Journey to Odessa, Ukraine
Oral History Item Type Metadata
Well, at first I met him, but then in Auschwitz I didn't see him anymore. And we stayed there for, I think, a couple of weeks; and then the Russians started to evacuate us east, because again, they didn't know if Auschwitz would stay in the hands of the Russians and they thought it was safer if we would go into Poland. So first we went to Katowice, then Czernowitz, stayed in many different places, and ended up eventually in Odessa. This journey took about three months. We traveled through Russia.
And one day -- it was still in cattle trucks, because this is how they transported their troops, partly, and as well prisoners of war and survivors from the camps. But it was, of course, quite different. We had -- in the middle of the train, we had a little stove where we could warm up things, so it was warm. We got blankets, and the doors were kept open a little bit. And each time when we stopped, after two, three, sometimes even eight hours traveling, the doors were open completely. We could jump down; we could walk around. And very often we met trains with Russian soldiers going westwards: we went eastwards and they went westward, and we exchanged news.

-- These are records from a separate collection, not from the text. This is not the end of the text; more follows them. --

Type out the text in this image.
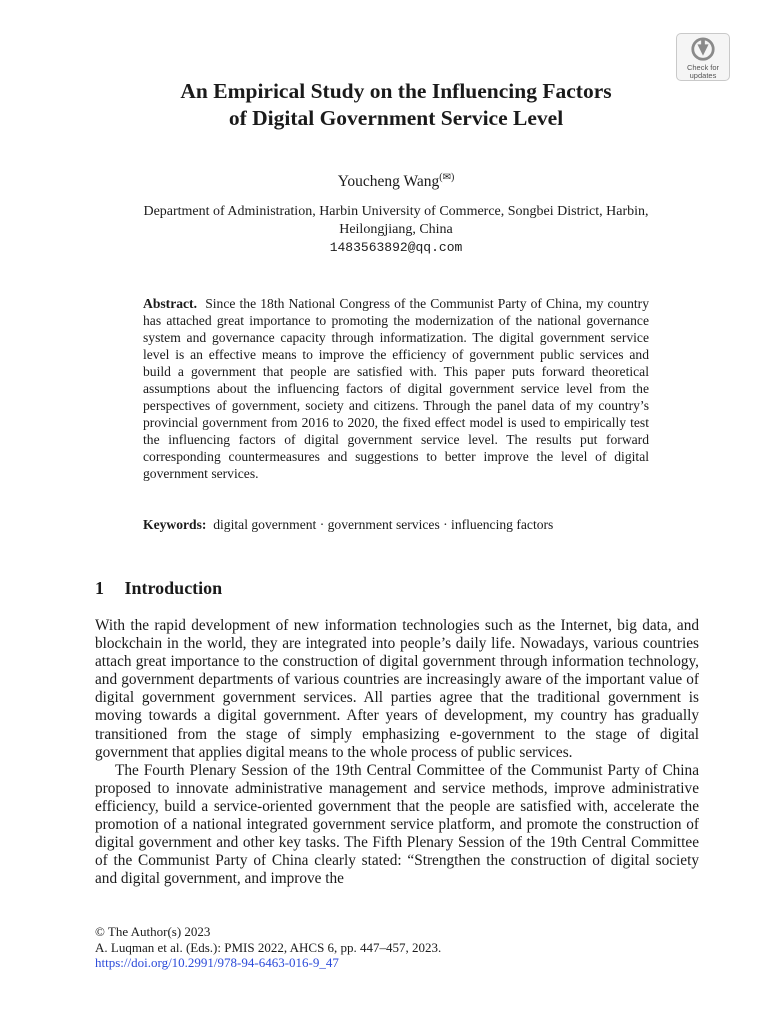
Check for
updates
An Empirical Study on the Influencing Factors
of Digital Government Service Level
Youcheng Wang(✉)
Department of Administration, Harbin University of Commerce, Songbei District, Harbin,
Heilongjiang, China
1483563892@qq.com
Abstract. Since the 18th National Congress of the Communist Party of China, my country has attached great importance to promoting the modernization of the national governance system and governance capacity through informatization. The digital government service level is an effective means to improve the efficiency of government public services and build a government that people are satisfied with. This paper puts forward theoretical assumptions about the influencing factors of digital government service level from the perspectives of government, society and citizens. Through the panel data of my country’s provincial government from 2016 to 2020, the fixed effect model is used to empirically test the influencing factors of digital government service level. The results put forward corresponding countermeasures and suggestions to better improve the level of digital government services.
Keywords: digital government · government services · influencing factors
1 Introduction

With the rapid development of new information technologies such as the Internet, big data, and blockchain in the world, they are integrated into people’s daily life. Nowadays, various countries attach great importance to the construction of digital government through information technology, and government departments of various countries are increasingly aware of the important value of digital government government services. All parties agree that the traditional government is moving towards a digital government. After years of development, my country has gradually transitioned from the stage of simply emphasizing e-government to the stage of digital government that applies digital means to the whole process of public services.

The Fourth Plenary Session of the 19th Central Committee of the Communist Party of China proposed to innovate administrative management and service methods, improve administrative efficiency, build a service-oriented government that the people are satisfied with, accelerate the promotion of a national integrated government service platform, and promote the construction of digital government and other key tasks. The Fifth Plenary Session of the 19th Central Committee of the Communist Party of China clearly stated: “Strengthen the construction of digital society and digital government, and improve the

© The Author(s) 2023
A. Luqman et al. (Eds.): PMIS 2022, AHCS 6, pp. 447–457, 2023.
https://doi.org/10.2991/978-94-6463-016-9_47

And the Russian soldiers were wonderful people. I know their government wasn't, but the Russians -- they all had a photo of Stalin and their family in their breast pocket, and they always showed the photos of their family and ask if we had perhaps seen them somewhere, because those people had lost as well most of their families. When the Germans advanced into Poland and Russia, they had burned down all the villages, all the small towns, and all the people were separated from their families. So they really went -- lots of the army were not really army, but they had joined the Russian army to go into Germany to be part of the first people to enter Germany. And that is true that they did rape and loot; but those were people who had lost everything, and they really went into Germany to avenge themselves. But to us, they were as good as they could be, to share whatever they had with us.
And sometimes we were -- to stay in a school, for instance. Again, we didn't have beds; we were on the floor. And once at night they called us out: there is a train going to the front and they need the potatoes to be peeled, and everybody should come out and help peel potatoes -- they wanted to cook a soup for the troop -- which we all did. And then afterwards it took out the musical instruments, their balalaikas, and they started to dance the Russian songs and danced. And then in the morning they went back into the train into Poland and Russia and were fighting, and perhaps it was their last evening they had spent.
And then on one of those stops, when we were standing outside that train and talking to other people, I saw Otto Frank again. And I introduced him -- they had known each other, but I re-introduced them on the platform in Auschwitz -- in I don't know what town: in one of the places where we had made the stop.